For Amy Patel, running began as an outlet during a tough time in her life. “Around 2014 I was going through some personal issues and I felt like I could eat my anger away, I could drink my anger away, or I could do something that would push me mentally and physically. So I started to run.”
Initially, Patel says she would have anxiety about heading out on a run and going too far to be able to get back. “There was no Uber at that time so literally you have to run home to get back. A 5K was so daunting to me,” she says. (Want to get started with running? Go from walk to run with our 10-week training plan.)
It wasn’t long before Patel started noticing changes in her body and how she was improving as a runner. “I was tracking everything with the Nike Run Club (NRC) app so I could see differences in my pace. It started to become a game for me and I started challenging myself,” she says, noting how it was important that she wasn’t comparing herself to anyone else. “I wanted to zone in and take care of Amy,” she says. “I didn’t want to focus on someone else doing super well I just wanted to be me and measure myself against myself.”

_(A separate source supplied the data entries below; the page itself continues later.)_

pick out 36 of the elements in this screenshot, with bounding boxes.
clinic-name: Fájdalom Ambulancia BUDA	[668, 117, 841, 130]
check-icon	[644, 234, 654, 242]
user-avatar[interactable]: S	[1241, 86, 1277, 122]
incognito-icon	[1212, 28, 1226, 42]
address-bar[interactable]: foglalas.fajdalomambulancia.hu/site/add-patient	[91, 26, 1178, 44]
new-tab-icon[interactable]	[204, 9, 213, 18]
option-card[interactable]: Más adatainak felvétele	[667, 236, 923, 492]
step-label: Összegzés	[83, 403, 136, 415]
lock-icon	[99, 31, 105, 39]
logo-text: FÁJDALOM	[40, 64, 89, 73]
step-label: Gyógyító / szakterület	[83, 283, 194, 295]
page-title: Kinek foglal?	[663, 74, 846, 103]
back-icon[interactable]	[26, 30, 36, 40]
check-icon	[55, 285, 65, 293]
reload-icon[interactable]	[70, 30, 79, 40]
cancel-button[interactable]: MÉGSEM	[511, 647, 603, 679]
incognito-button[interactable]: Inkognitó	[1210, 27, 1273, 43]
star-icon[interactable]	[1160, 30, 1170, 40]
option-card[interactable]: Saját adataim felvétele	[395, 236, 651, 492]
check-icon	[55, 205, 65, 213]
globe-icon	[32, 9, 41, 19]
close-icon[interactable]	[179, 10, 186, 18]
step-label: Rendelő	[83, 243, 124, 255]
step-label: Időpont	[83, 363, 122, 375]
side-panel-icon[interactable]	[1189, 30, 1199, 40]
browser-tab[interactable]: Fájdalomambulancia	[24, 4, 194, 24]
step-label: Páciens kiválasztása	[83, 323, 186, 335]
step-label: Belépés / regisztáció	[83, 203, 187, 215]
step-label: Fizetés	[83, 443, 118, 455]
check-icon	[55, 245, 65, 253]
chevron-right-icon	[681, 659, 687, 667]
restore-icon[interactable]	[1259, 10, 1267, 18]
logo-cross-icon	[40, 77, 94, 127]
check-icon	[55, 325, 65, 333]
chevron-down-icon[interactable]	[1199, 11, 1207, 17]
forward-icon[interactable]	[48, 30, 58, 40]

Many of those early runs were done on her own, with just the app as encouragement. “I loved being alone,” says Patel of her solo runs. “The way that some people meditate – it was just me by myself with my thoughts.” (Yes, it’s possible to love running. Here’s how.)
Eventually, Patel found a community and began to run with others, which she admits was “weird at first.” She and a group of Toronto-based women started running together and training for the Nike Women’s 15K in 2015. “Since University I’d always done the Run for the Cure but that 15K was the first longer distance race that I really trained for,” says Patel.
Throughout her training, Patel continued to log her runs on the NRC app with her Apple Watch. “I’m all about stats,” she says. “I’m a finance person so I wanted to be able to quantify whatever I was doing,” says Patel, who previously worked in Toronto’s financial district for nearly a decade. Those solo runs, training miles and races started to add up and Patel blew past goal level after goal level on the NRC app. “One day I looked at the app and realized, ‘Oh my god, I’m so close,” she says about the app’s milestone goal of 15,000 km – Volt status. “I thought, if I continue to run the way that I’m running – on average 250 km a month – I’m going to get to this very fast. That’s when it started to hit me,” she says.
The thought of achieving that milestone was a little bittersweet for Patel: “It was a weird feeling of ‘But then what?’” She says she had gotten used to having a constant goal to work towards and the thought of not having some sort of tangible finish line was daunting. Volt is currently the last level on the NRC app (15,000 km +) and Patel is one of just a handful of people to have recorded enough runs on the NRC app to reach it. (Want to start using tech to improve your workouts? Here’s what Apple’s latest launches can do for your health and fitness.)
Patel decided on a day earlier this summer when she would hit that 15,000 km milestone and many old and new friends came out to cheer her on for her last 10 km. “Running is so interesting because everyone can do it. You need your body and a pair of sneakers,” she says. “I found with the running community that I wouldn’t have naturally become friends with some of these people and they’re now who I consider great friends. There’s something about it that connects people and it’s so beautiful.
While she may have reached the final level on the NRC app, Patel’s run journey definitely doesn’t end here. “I do it because I love it and it’s something that got me through something really dark in my life. And I don’t talk about what that is because that’s not the important part. To me, the important part is doing something positive out of something negative,” she says. “So if I can impact someone with a similar journey I think that’s so cool and I feel really honoured.”